First class carriages on busy trains should be removed to ease overcrowding, the Department for Transport (DfT) has suggested following a Telegraph investigation.
Services could be made entirely standard class under a new franchise agreement for routes currently operated by Southeastern, as part of measures the DfT are considering in a public consultation.
The DfT's recommendations follows a Daily Telegraph investigation which found that many first class carriages remain half-empty even in rush hours.
The research, commissioned by the Daily Telegraph in 2013, involved intercity trains arriving at Paddington, Waterloo, Liverpool Street and Kings Cross between 8am and 9am on three consecutive weekdays.
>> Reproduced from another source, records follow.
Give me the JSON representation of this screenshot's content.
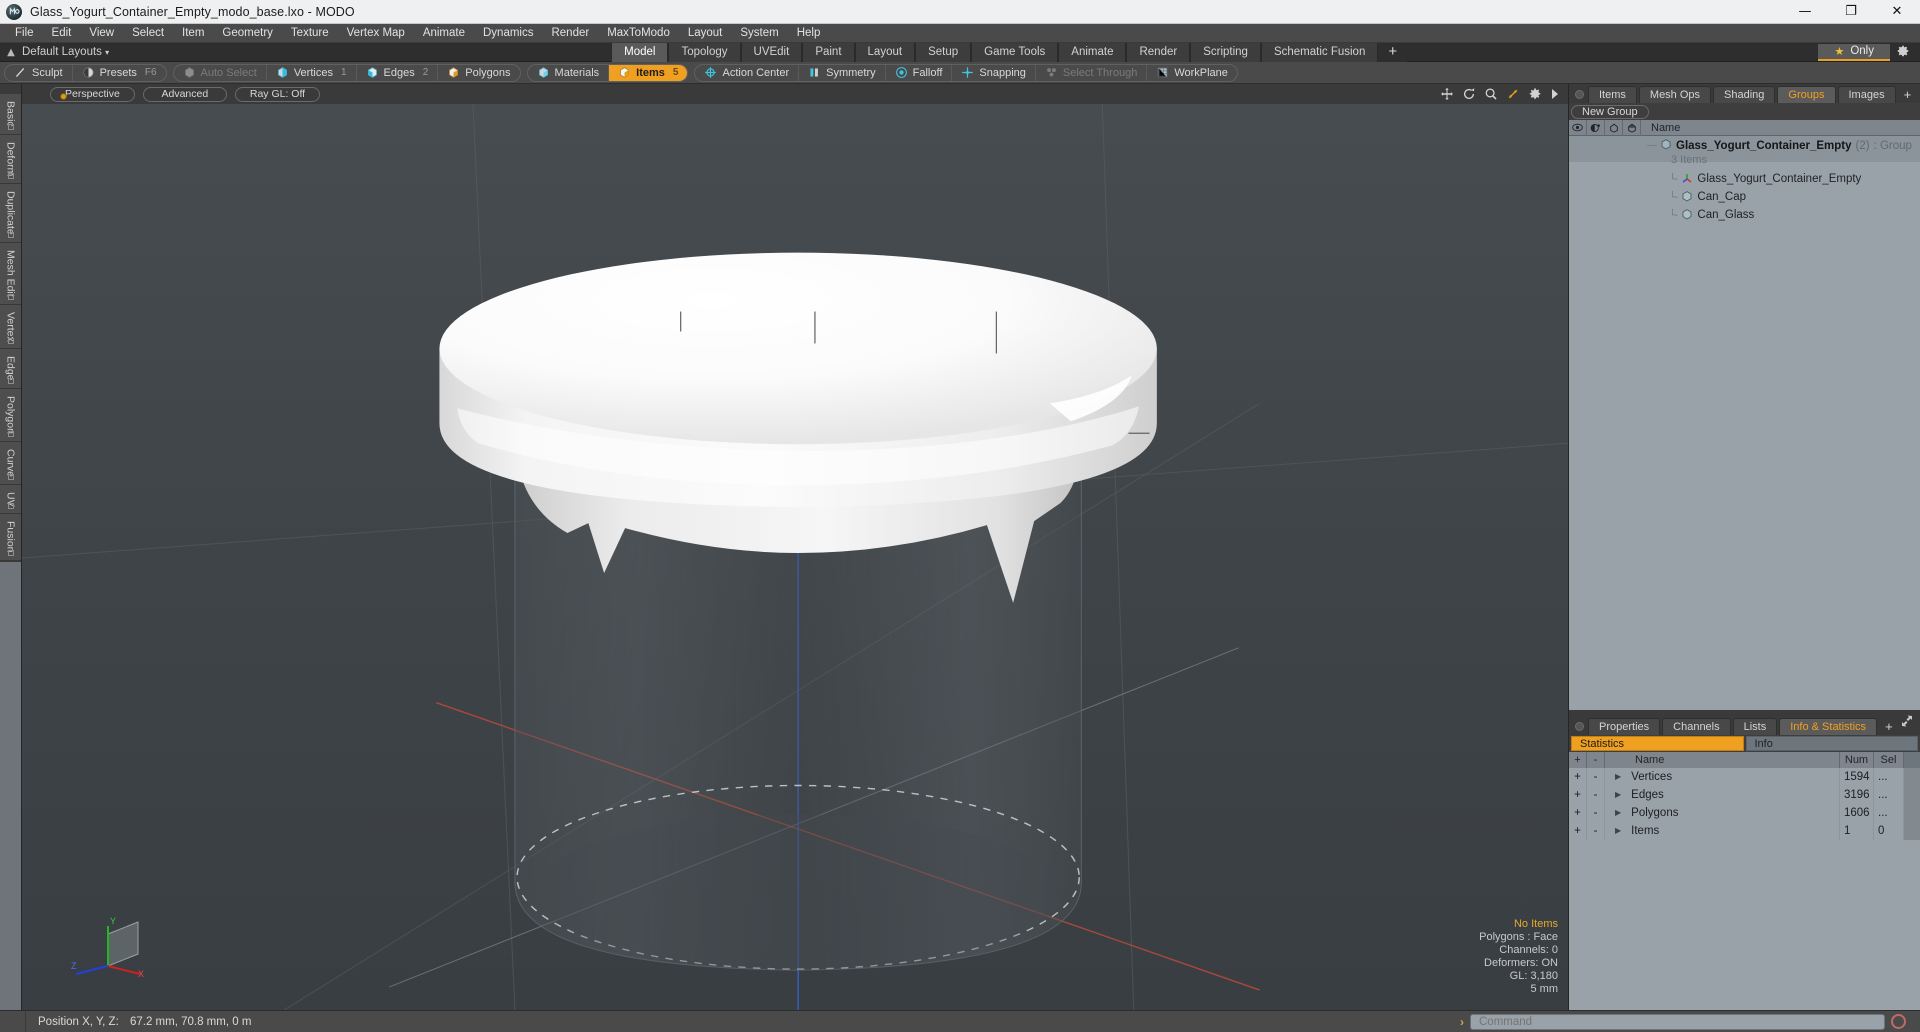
{
  "window": {
    "title": "Glass_Yogurt_Container_Empty_modo_base.lxo - MODO",
    "app_icon": "modo-logo-icon",
    "minimize": "—",
    "maximize": "❐",
    "close": "✕"
  },
  "menubar": {
    "items": [
      "File",
      "Edit",
      "View",
      "Select",
      "Item",
      "Geometry",
      "Texture",
      "Vertex Map",
      "Animate",
      "Dynamics",
      "Render",
      "MaxToModo",
      "Layout",
      "System",
      "Help"
    ]
  },
  "layoutbar": {
    "preset_label": "Default Layouts",
    "caret": "▾",
    "tabs": [
      {
        "label": "Model",
        "active": true
      },
      {
        "label": "Topology",
        "active": false
      },
      {
        "label": "UVEdit",
        "active": false
      },
      {
        "label": "Paint",
        "active": false
      },
      {
        "label": "Layout",
        "active": false
      },
      {
        "label": "Setup",
        "active": false
      },
      {
        "label": "Game Tools",
        "active": false
      },
      {
        "label": "Animate",
        "active": false
      },
      {
        "label": "Render",
        "active": false
      },
      {
        "label": "Scripting",
        "active": false
      },
      {
        "label": "Schematic Fusion",
        "active": false
      }
    ],
    "add_tab": "+",
    "only_label": "Only",
    "star": "★",
    "gear": "gear-icon"
  },
  "toolrow": {
    "group1": [
      {
        "label": "Sculpt",
        "icon": "sculpt-icon",
        "state": "normal",
        "num": ""
      },
      {
        "label": "Presets",
        "icon": "presets-icon",
        "state": "normal",
        "num": "F6"
      }
    ],
    "group2": [
      {
        "label": "Auto Select",
        "icon": "cube-grey-icon",
        "state": "disabled",
        "num": ""
      },
      {
        "label": "Vertices",
        "icon": "cube-vertices-icon",
        "state": "normal",
        "num": "1"
      },
      {
        "label": "Edges",
        "icon": "cube-edges-icon",
        "state": "normal",
        "num": "2"
      },
      {
        "label": "Polygons",
        "icon": "cube-polygons-icon",
        "state": "normal",
        "num": ""
      }
    ],
    "group3": [
      {
        "label": "Materials",
        "icon": "cube-materials-icon",
        "state": "normal",
        "num": ""
      },
      {
        "label": "Items",
        "icon": "cube-items-icon",
        "state": "active",
        "num": "5"
      }
    ],
    "group4": [
      {
        "label": "Action Center",
        "icon": "action-center-icon",
        "state": "normal",
        "num": ""
      },
      {
        "label": "Symmetry",
        "icon": "symmetry-icon",
        "state": "normal",
        "num": ""
      },
      {
        "label": "Falloff",
        "icon": "falloff-icon",
        "state": "normal",
        "num": ""
      },
      {
        "label": "Snapping",
        "icon": "snapping-icon",
        "state": "normal",
        "num": ""
      },
      {
        "label": "Select Through",
        "icon": "select-through-icon",
        "state": "disabled",
        "num": ""
      },
      {
        "label": "WorkPlane",
        "icon": "workplane-icon",
        "state": "normal",
        "num": ""
      }
    ]
  },
  "vtabs": {
    "items": [
      "Basic",
      "Deform",
      "Duplicate",
      "Mesh Edit",
      "Vertex",
      "Edge",
      "Polygon",
      "Curve",
      "UV",
      "Fusion"
    ]
  },
  "viewport": {
    "view_mode": "Perspective",
    "shading": "Advanced",
    "raygl": "Ray GL: Off",
    "icons": [
      "move-icon",
      "rotate-icon",
      "zoom-icon",
      "fit-icon",
      "gear-icon",
      "play-arrow-icon"
    ],
    "overlay": {
      "selection": "No Items",
      "mode": "Polygons : Face",
      "channels": "Channels: 0",
      "deformers": "Deformers: ON",
      "gl": "GL: 3,180",
      "scale": "5 mm"
    },
    "gizmo": {
      "x": "X",
      "y": "Y",
      "z": "Z"
    }
  },
  "right_panel": {
    "tabs": [
      {
        "label": "Items",
        "active": false
      },
      {
        "label": "Mesh Ops",
        "active": false
      },
      {
        "label": "Shading",
        "active": false
      },
      {
        "label": "Groups",
        "active": true
      },
      {
        "label": "Images",
        "active": false
      }
    ],
    "add_tab": "+",
    "new_group_label": "New Group",
    "columns": {
      "eye": "visibility-icon",
      "render": "render-icon",
      "lock": "lock-icon",
      "wire": "wireframe-icon",
      "name": "Name"
    },
    "group": {
      "name": "Glass_Yogurt_Container_Empty",
      "count": "(2)",
      "type": ": Group",
      "items_label": "3 Items",
      "children": [
        {
          "label": "Glass_Yogurt_Container_Empty",
          "icon": "locator-axis-icon"
        },
        {
          "label": "Can_Cap",
          "icon": "mesh-cube-icon"
        },
        {
          "label": "Can_Glass",
          "icon": "mesh-cube-icon"
        }
      ]
    }
  },
  "stats_panel": {
    "tabs": [
      {
        "label": "Properties",
        "active": false
      },
      {
        "label": "Channels",
        "active": false
      },
      {
        "label": "Lists",
        "active": false
      },
      {
        "label": "Info & Statistics",
        "active": true
      }
    ],
    "add_tab": "+",
    "segments": [
      {
        "label": "Statistics",
        "active": true
      },
      {
        "label": "Info",
        "active": false
      }
    ],
    "columns": [
      "+",
      "-",
      "Name",
      "Num",
      "Sel"
    ],
    "rows": [
      {
        "plus": "+",
        "minus": "-",
        "name": "Vertices",
        "num": "1594",
        "sel": "..."
      },
      {
        "plus": "+",
        "minus": "-",
        "name": "Edges",
        "num": "3196",
        "sel": "..."
      },
      {
        "plus": "+",
        "minus": "-",
        "name": "Polygons",
        "num": "1606",
        "sel": "..."
      },
      {
        "plus": "+",
        "minus": "-",
        "name": "Items",
        "num": "1",
        "sel": "0"
      }
    ]
  },
  "bottombar": {
    "position_label": "Position X, Y, Z:",
    "position_value": "67.2 mm, 70.8 mm, 0 m",
    "command_placeholder": "Command",
    "chevron": "›",
    "record": "record-button"
  },
  "colors": {
    "accent_orange": "#f0a020",
    "panel_grey": "#9aa2a9",
    "chrome_dark": "#3a3a3a",
    "viewport_bg": "#3f4448",
    "axis_x": "#c0392b",
    "axis_y": "#2f6fd0",
    "axis_z": "#2f6fd0"
  }
}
Trains typically had three first-class carriages and five in standard class. Less than a fifth of the first-class carriages were full or nearly full, and some had only three or four people in carriages with 48 seats.
In almost all cases, passengers were standing in standard class carriages, which seat 80 people each.
The new franchise, which will begin in December 2018, could see the introduction of high capacity metro-style carriages on the busiest lines.
It is hoped they would enable a "better balance" of seating and room for standing passengers, space for wheelchairs and pushchairs on shorter journeys and quicker boarding and alighting at stations.
Extending the number of carriages on stopping services from eight or 10 to 12 carriages and providing more seats on high speed services is also being considered.
Some 640,000 journeys are made on 1,900 trains on the lines every weekday, yet only 77 per cent of passengers are satisfied with Southeastern services according to the latest Transport Focus survey, the worst performance in Britain apart from Southern and Thameslink.
The DfT acknowledged that first class seats "remain popular on certain routes" such as the main line to Sevenoaks, Tonbridge and Tunbridge Wells, but said removing them would "create more room for passengers".
Government officials are examining a number of measures which could have a negative impact on some passengers.
They are proposing a reduction in the number of trains that call at some less well-used stations to cut journey times to key locations, and a limit in the choice of central London destinations from individual stations with the aim of providing a more regular and reliable service.
The operator which secures the franchise will be required to form an alliance with Network Rail, which is responsible for railway infrastructure.
Chris Grayling, the Transport Secretary, said: "Services on the South Eastern rail network have been unacceptably poor for far too long.
"Passengers have endured disruption, overcrowding and delays, particularly during redevelopment work at London Bridge station, and they deserve better.
"That is why this consultation is so important. Appointing a new franchise operator from 2018 provides us with a great opportunity to sort out the problems which have plagued the South Eastern network, and deliver the high quality of service that customers expect.
"We are going to do things differently. I want passengers to enjoy more space and comfort, more and better communication with the operator, and a consistently reliable performance."
Mr Grayling announced in December that he would not devolve responsibility for the South Eastern franchise to London's Labour Mayor Sadiq Khan.
He claimed Transport for London's business plan did not offer extra capacity and was simply based on "a belief" that the organisation could run the system more effectively.
But Mr Grayling was accused of putting politics ahead of passengers over the issue after a leaked letter showed he opposed the policy in 2013 as he wanted to keep the network "out of the clutches" of any future Labour mayor.
The DfT consultation closes on May 23 and a summary report will be published in September this year.